Elizabeth McClung said...

Sorry I have been slow on the Comments, someone took me to heart, thank you and we just blew away our previous record of 13 requests in one day by a factor of about MANY (I have no idea, 50 requests? More). So I have been typing responses most of the day when I wasn't doing the funky chicken on the floor.

SharonMV: I will look for a catgirl picture for you. Thank you for what you say, you make me feel less alone, less seperated from humanity by my experiences. I really appreciate the work you DO, and I think others do as well, and I appreciate your comments on here also.

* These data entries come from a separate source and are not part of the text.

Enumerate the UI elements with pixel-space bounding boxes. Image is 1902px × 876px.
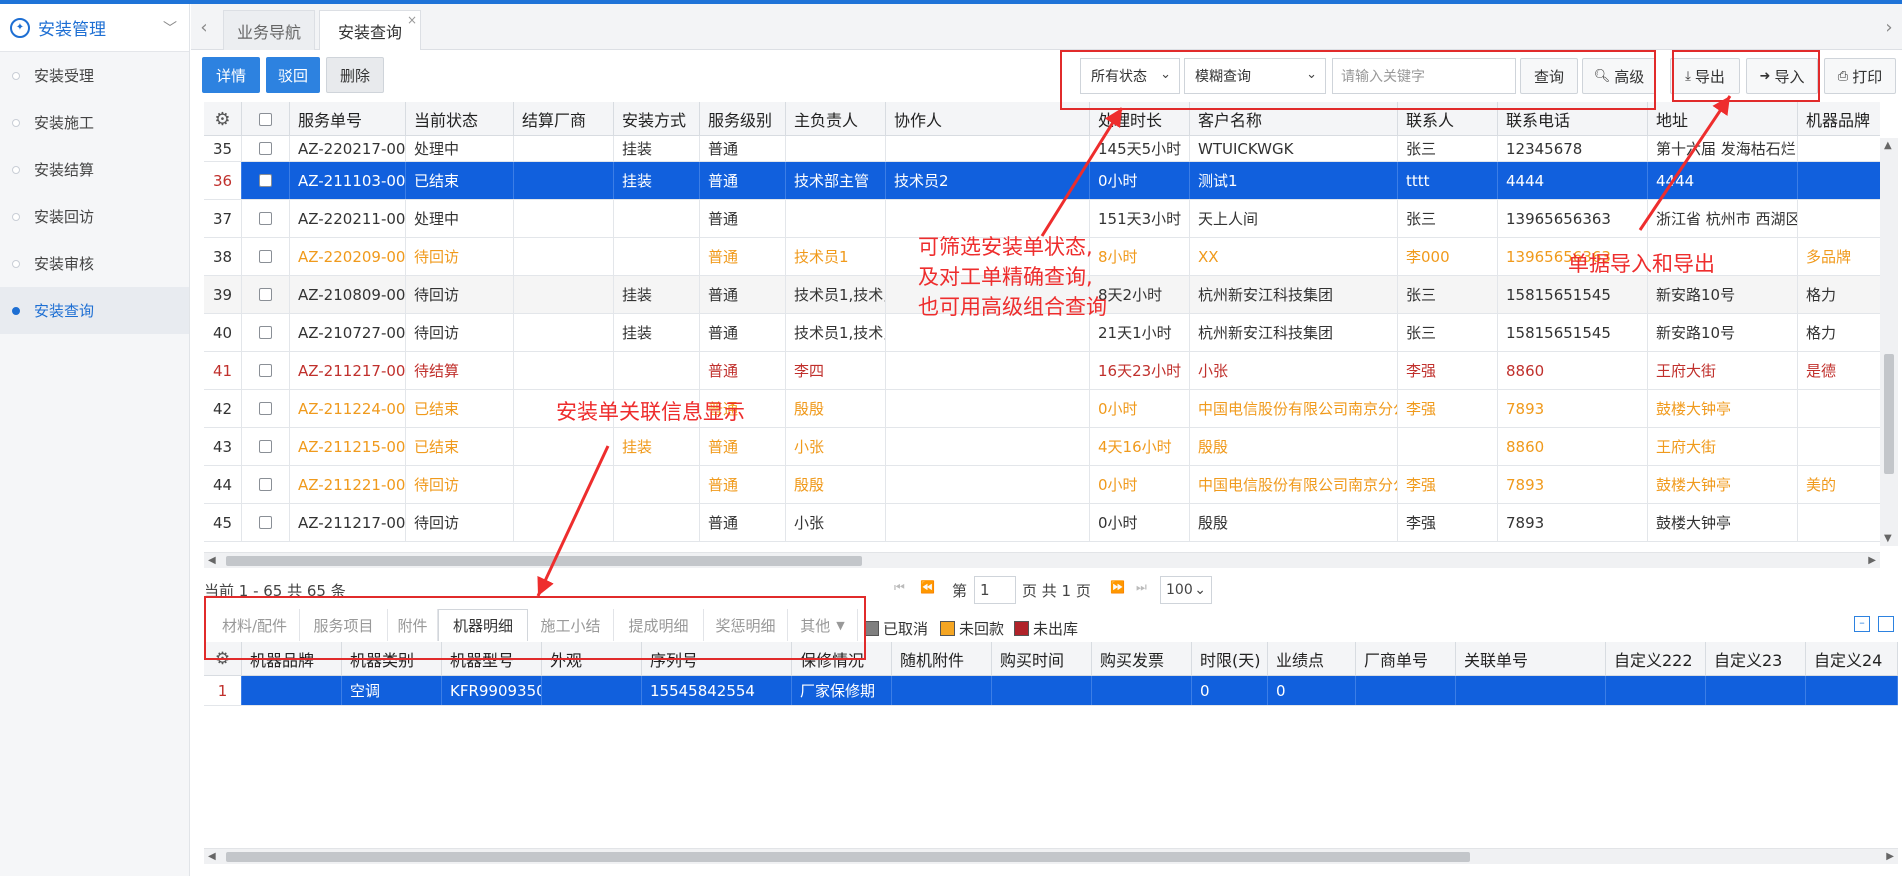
arrow-to-import-export	[1638, 95, 1732, 231]
import-export-annotation: 单据导入和导出	[1568, 252, 1715, 276]
related-info-annotation: 安装单关联信息显示	[556, 400, 745, 424]
annotation-line: 及对工单精确查询,	[918, 265, 1093, 289]
annotation-line: 也可用高级组合查询	[918, 295, 1107, 319]
filter-annotation: 可筛选安装单状态, 及对工单精确查询, 也可用高级组合查询	[918, 232, 1107, 322]
arrow-to-filter	[1040, 107, 1124, 237]
annotation-line: 可筛选安装单状态,	[918, 235, 1093, 259]
annotation-arrows	[536, 95, 1732, 597]
app-window: ✦ 安装管理 ﹀ 安装受理 安装施工 安装结算 安装回访 安装审核 安装查询 ‹ 业务导航…	[0, 0, 1902, 876]
arrow-to-subtabs	[536, 445, 610, 597]
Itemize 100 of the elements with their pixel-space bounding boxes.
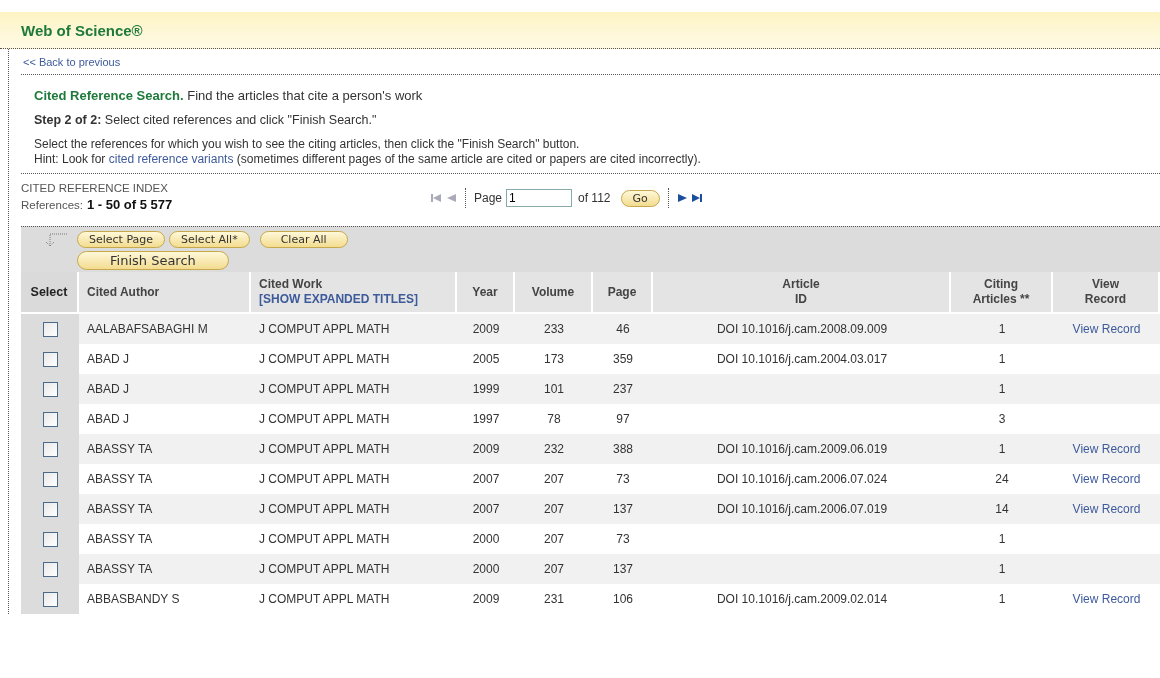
table-cell: 359 — [613, 352, 633, 366]
back-link[interactable]: << Back to previous — [23, 56, 121, 68]
table-cell: J COMPUT APPL MATH — [259, 322, 390, 336]
toolbar-button[interactable]: Select All* — [169, 231, 250, 248]
table-cell: 46 — [616, 322, 630, 336]
table-cell: 232 — [544, 442, 564, 456]
table-cell: 24 — [995, 472, 1009, 486]
table-cell: 2009 — [472, 592, 500, 606]
page-count: of 112 — [578, 191, 611, 205]
row-checkbox[interactable] — [42, 471, 58, 487]
table-cell: ABASSY TA — [87, 472, 153, 486]
row-checkbox[interactable] — [42, 321, 58, 337]
table-cell: J COMPUT APPL MATH — [259, 562, 390, 576]
table-cell: ABASSY TA — [87, 502, 153, 516]
table-cell: ABAD J — [87, 382, 129, 396]
instructions-text: Select the references for which you wish to see the citing articles, then click the "Finish Search" button. — [34, 137, 581, 152]
row-checkbox[interactable] — [42, 411, 58, 427]
column-header: Year — [472, 284, 498, 299]
search-heading: Cited Reference Search. Find the articles that cite a person's work — [34, 88, 424, 103]
row-checkbox[interactable] — [42, 561, 58, 577]
table-cell: 173 — [544, 352, 564, 366]
table-cell: 78 — [547, 412, 561, 426]
column-header: Citing Articles ** — [972, 277, 1030, 306]
page-label: Page — [474, 191, 503, 205]
table-cell: 101 — [544, 382, 564, 396]
toolbar-button[interactable]: Select Page — [77, 231, 166, 248]
table-cell: ABBASBANDY S — [87, 592, 180, 606]
table-cell: 1997 — [472, 412, 500, 426]
column-header: Page — [607, 284, 637, 299]
table-cell: 1 — [998, 442, 1006, 456]
row-checkbox[interactable] — [42, 531, 58, 547]
table-cell: J COMPUT APPL MATH — [259, 592, 390, 606]
table-cell: 233 — [544, 322, 564, 336]
table-cell: 231 — [544, 592, 564, 606]
expand-titles-link[interactable]: [SHOW EXPANDED TITLES] — [259, 292, 419, 306]
site-title: Web of Science® — [21, 21, 143, 39]
table-cell: 106 — [613, 592, 633, 606]
table-cell: 2007 — [472, 472, 500, 486]
references-label: References: — [21, 199, 83, 211]
toolbar-button[interactable]: Clear All — [259, 231, 348, 248]
table-cell: 2005 — [472, 352, 500, 366]
table-cell: 207 — [544, 562, 564, 576]
table-cell: DOI 10.1016/j.cam.2006.07.024 — [716, 472, 888, 486]
step-text: Step 2 of 2: Select cited references and click "Finish Search." — [34, 113, 378, 127]
table-cell: 207 — [544, 502, 564, 516]
table-cell: 14 — [995, 502, 1009, 516]
go-button[interactable]: Go — [620, 189, 660, 207]
column-header: Volume — [531, 284, 575, 299]
variants-link[interactable]: cited reference variants — [108, 152, 234, 166]
row-checkbox[interactable] — [42, 381, 58, 397]
table-cell: 1 — [998, 592, 1006, 606]
table-cell: 207 — [544, 472, 564, 486]
row-checkbox[interactable] — [42, 441, 58, 457]
hint-text: Hint: Look for cited reference variants (sometimes different pages of the same article are cited or papers are cited incorrectly). — [34, 152, 702, 167]
table-cell: 3 — [998, 412, 1006, 426]
table-cell: 73 — [616, 532, 630, 546]
table-cell: 2007 — [472, 502, 500, 516]
table-cell: DOI 10.1016/j.cam.2009.06.019 — [716, 442, 888, 456]
row-checkbox[interactable] — [42, 591, 58, 607]
column-header: Article ID — [782, 277, 820, 306]
table-cell: DOI 10.1016/j.cam.2009.02.014 — [716, 592, 888, 606]
table-cell: 2000 — [472, 562, 500, 576]
table-cell: J COMPUT APPL MATH — [259, 412, 390, 426]
finish-search-button[interactable]: Finish Search — [77, 251, 229, 270]
table-cell: J COMPUT APPL MATH — [259, 502, 390, 516]
table-cell: ABASSY TA — [87, 442, 153, 456]
row-checkbox[interactable] — [42, 351, 58, 367]
table-cell: ABASSY TA — [87, 532, 153, 546]
table-cell: DOI 10.1016/j.cam.2008.09.009 — [716, 322, 888, 336]
page-input[interactable]: 1 — [506, 189, 573, 207]
table-cell: 237 — [613, 382, 633, 396]
column-header: Select — [30, 284, 68, 299]
column-header: Cited Work — [259, 277, 324, 292]
table-cell: 73 — [616, 472, 630, 486]
table-cell: AALABAFSABAGHI M — [87, 322, 208, 336]
column-header: Cited Author — [87, 284, 160, 299]
table-cell: 388 — [613, 442, 633, 456]
table-cell: J COMPUT APPL MATH — [259, 442, 390, 456]
table-cell: 97 — [616, 412, 630, 426]
row-checkbox[interactable] — [42, 501, 58, 517]
table-cell: 1 — [998, 532, 1006, 546]
table-cell: 2009 — [472, 442, 500, 456]
references-range: 1 - 50 of 5 577 — [87, 197, 173, 212]
table-cell: J COMPUT APPL MATH — [259, 382, 390, 396]
table-cell: 2000 — [472, 532, 500, 546]
table-cell: J COMPUT APPL MATH — [259, 472, 390, 486]
table-cell: J COMPUT APPL MATH — [259, 532, 390, 546]
last-page-icon[interactable] — [691, 193, 703, 203]
table-cell: 1 — [998, 352, 1006, 366]
table-cell: 207 — [544, 532, 564, 546]
column-header: View Record — [1084, 277, 1127, 306]
table-cell: J COMPUT APPL MATH — [259, 352, 390, 366]
table-cell: DOI 10.1016/j.cam.2006.07.019 — [716, 502, 888, 516]
next-page-icon[interactable] — [676, 193, 688, 203]
table-cell: 2009 — [472, 322, 500, 336]
index-title: CITED REFERENCE INDEX — [21, 182, 169, 194]
table-cell: 137 — [613, 562, 633, 576]
table-cell: 1 — [998, 382, 1006, 396]
table-cell: DOI 10.1016/j.cam.2004.03.017 — [716, 352, 888, 366]
table-cell: ABAD J — [87, 352, 129, 366]
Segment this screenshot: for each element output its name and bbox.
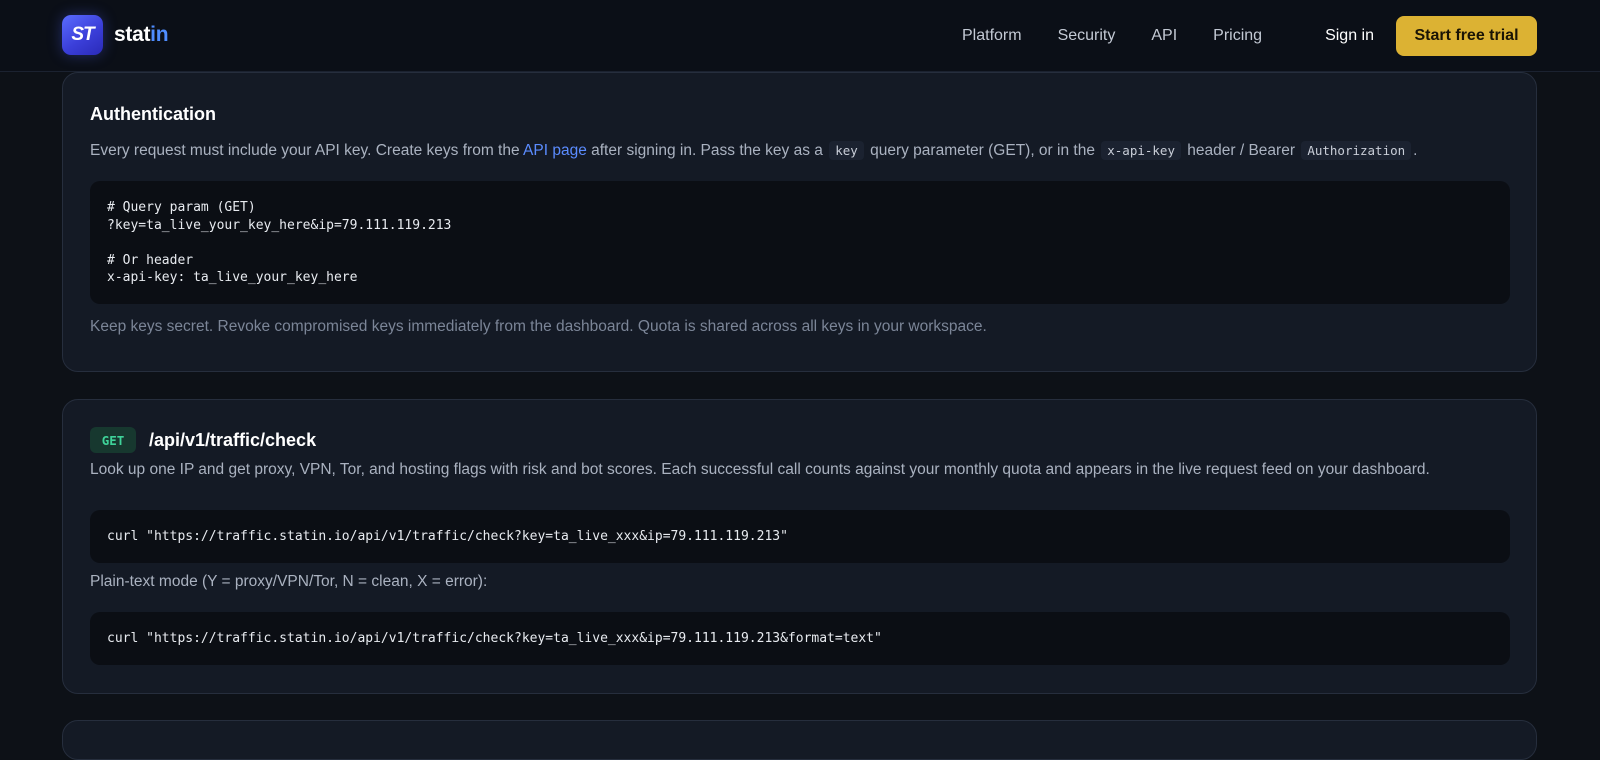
start-free-trial-button[interactable]: Start free trial [1396, 16, 1537, 56]
auth-intro-text-1: Every request must include your API key.… [90, 142, 524, 159]
auth-security-note: Keep keys secret. Revoke compromised key… [90, 318, 987, 335]
brand-name-suffix: in [150, 23, 169, 46]
top-navigation-bar: ST statin Platform Security API Pricing … [0, 0, 1600, 72]
auth-intro-text-2: after signing in. Pass the key as a [586, 142, 828, 159]
x-api-key-code: x-api-key [1101, 141, 1181, 160]
nav-link-security[interactable]: Security [1058, 27, 1116, 45]
curl-example-code-block: curl "https://traffic.statin.io/api/v1/t… [90, 510, 1510, 563]
curl-plain-text-code-block: curl "https://traffic.statin.io/api/v1/t… [90, 612, 1510, 665]
authentication-card: Authentication Every request must includ… [62, 72, 1537, 372]
api-page-link[interactable]: API page [523, 142, 587, 159]
curl-example: curl "https://traffic.statin.io/api/v1/t… [107, 529, 788, 544]
auth-intro-text-5: . [1413, 142, 1418, 159]
brand-logo-link[interactable]: ST statin [62, 15, 169, 55]
endpoint-description: Look up one IP and get proxy, VPN, Tor, … [90, 461, 1430, 478]
key-param-code: key [829, 141, 864, 160]
endpoint-path: /api/v1/traffic/check [149, 429, 317, 450]
http-method-badge: GET [90, 427, 136, 453]
endpoint-header: GET /api/v1/traffic/check [90, 427, 316, 453]
curl-plain-text-example: curl "https://traffic.statin.io/api/v1/t… [107, 631, 882, 646]
auth-intro-text-4: header / Bearer [1182, 142, 1300, 159]
authentication-intro: Every request must include your API key.… [90, 141, 1509, 160]
traffic-check-endpoint-card: GET /api/v1/traffic/check Look up one IP… [62, 399, 1537, 694]
auth-intro-text-3: query parameter (GET), or in the [865, 142, 1100, 159]
statin-logo-icon: ST [62, 15, 103, 55]
code-line: ?key=ta_live_your_key_here&ip=79.111.119… [107, 217, 452, 233]
code-line: # Query param (GET) [107, 200, 256, 215]
brand-name-prefix: stat [114, 23, 151, 46]
next-endpoint-card [62, 720, 1537, 760]
authorization-code: Authorization [1301, 141, 1412, 160]
nav-link-pricing[interactable]: Pricing [1213, 27, 1262, 45]
code-line: # Or header [107, 252, 194, 268]
main-nav: Platform Security API Pricing Sign in St… [962, 0, 1600, 72]
sign-in-link[interactable]: Sign in [1325, 27, 1374, 45]
auth-code-block: # Query param (GET) ?key=ta_live_your_key… [90, 181, 1510, 304]
authentication-title: Authentication [90, 104, 216, 124]
nav-link-api[interactable]: API [1151, 27, 1177, 45]
code-line: x-api-key: ta_live_your_key_here [107, 270, 358, 285]
plain-text-mode-label: Plain-text mode (Y = proxy/VPN/Tor, N = … [90, 573, 488, 590]
brand-name: statin [114, 23, 169, 47]
nav-link-platform[interactable]: Platform [962, 27, 1022, 45]
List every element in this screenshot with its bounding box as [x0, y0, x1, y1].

RachelCreative: Thanks very much for linking, and yes, I do try to make determinations that I will be more THIS way and then forget or fall into old habits, but I just have to keep trying!

We are having our first snowstorm so it is a good time to sit inside and match postcards - but maybe watch some Stephen Fry as well!

Jane B: Exactly, that's what I like about Cats, they sometimes tell when you are down and come for a cuddle and sometimes they are down and want a cuddle and sometimes they are writing War and Peace for Cats and can't be bothered right now! Yes, I am a cat at heart, and I have the hearing thanks to drug side efects, now I just need to purr.

Drake: Yes, I am sorry that you had some similar experiences with an EEG person, do they all have the same schoool?

I am also sorry to hear about your father, and his bone density scans, and while he might not like a normal postcard, I do have an idea, let me think on it, as your story has helped me remember something.

I'm pretty big on the living too, by the by!

Yes, David does good work in Kyoto, so I hope that he gets a hand now and then!

And yes, please, can you start a petition or something get that heteroseuxal kissing OFF TV where it might influence the youth and more gay and lesbian kissing on! haha.

thea said...

Just wanted to let you know I just got some items of postal mail returned to me - will re-send it to you. Because of this, you might not have heard from me for a while.

I will respond more here when I can think and read and understand more.

But still reading, still caring.

Elizabeth McClung said...

Thea: I am SO sorry that your post is returned, becuase I have appreciated it so much in the past (great things!). I don't understand. But just in case I will put the address up here again (though I know many of your packages came through in the past). ARG!!!!

Elizabeth McClung
P.O. 2560
Port Angeles, WA
98362
USA

I'm sorry you are having a hard time. Thanks for coming and commenting.